Hmmm, very interesting. I think what you need to do is have a friend drop the coin from a height such that when it hits the ground it will have achieved terminal velocity. That will give off the true sound. Make sure you calculate wind resistance, humidity, and barometric pressure as variables. In case you forgot gravity accelerates at 9.8 meters per second squared.
Mathematically, terminal velocity—without considering buoyancy effects—is given by
V_t= \sqrt{\frac{2mg}{\rho A C_d }}
where
V_t is terminal velocity,
m is the mass of the falling object,
g is the acceleration due to gravity,
C_d is the drag coefficient,
\rho is the density of the fluid through which the object is falling, and
A is the projected area of the object.
In reality, an object approaches its terminal velocity asymptotically.
Buoyancy effects, due to the upward force on the object by the surrounding fluid, can be taken into account using Archimedes' principle: the mass m has to be reduced by the displaced fluid mass \rho\mathcal{V}, with \mathcal{V} the volume of the object. So instead of m use the reduced mass m_r=m-\rho\mathcal{V} in this and subsequent formulas.
On Earth, the terminal velocity of an object changes due to the properties of the fluid, the mass of the object and its projected cross-sectional surface area.
Air density increases with decreasing altitude, ca. 1% per 80 metres (260 ft) (see barometric formula). For objects falling through the atmosphere, for every 160 metres (520 ft) of falling, the terminal velocity decreases 1%. After reaching the local terminal velocity, while continuing the fall, speed decreases to change with the local terminal velocity.

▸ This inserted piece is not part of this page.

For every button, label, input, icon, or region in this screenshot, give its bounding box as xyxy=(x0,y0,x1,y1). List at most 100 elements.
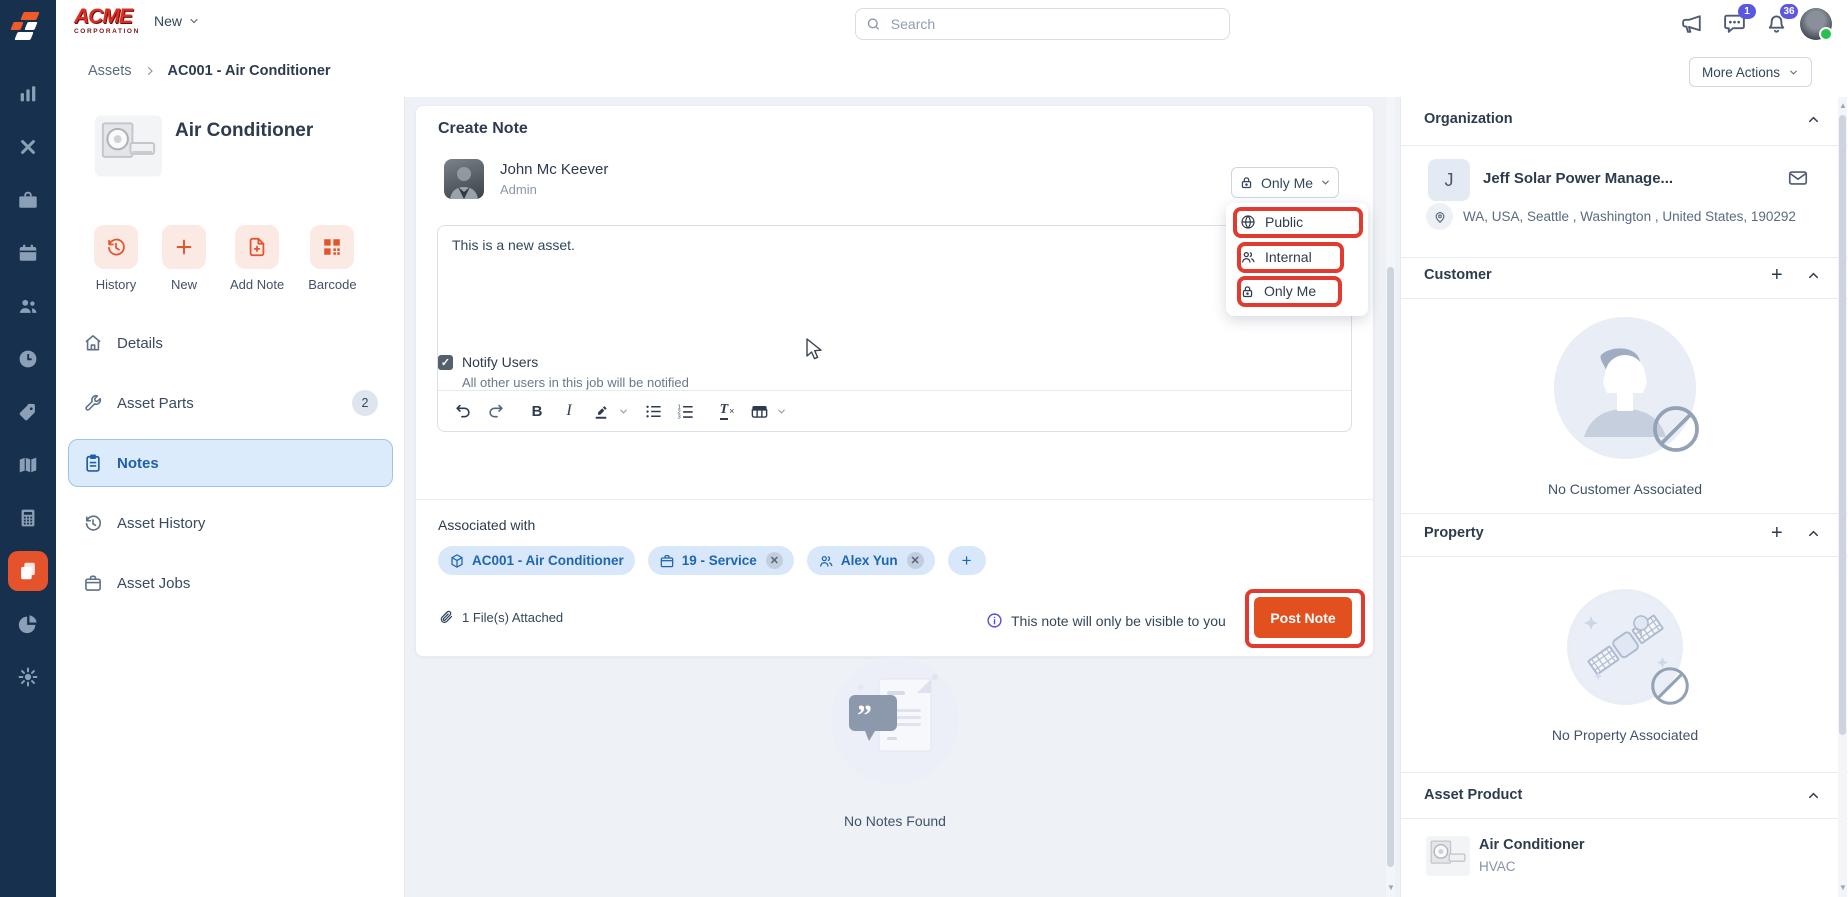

Derivation for terminal velocity
Mathematically, defining down to be positive, the net force acting on an object falling near the surface of Earth is (according to the drag equation):
F_{net} = m a = m g - {1 \over 2} \rho v^2 A C_\mathrm{d}
At equilibrium, the net force is zero (F = 0);
m g - {1 \over 2} \rho v^2 A C_\mathrm{d} = 0
Solving for v yields
v = \sqrt\frac{2mg}{\rho A C_\mathrm{d}}
I am positive this will yield the true nature of the gold and not harm the coin in any way.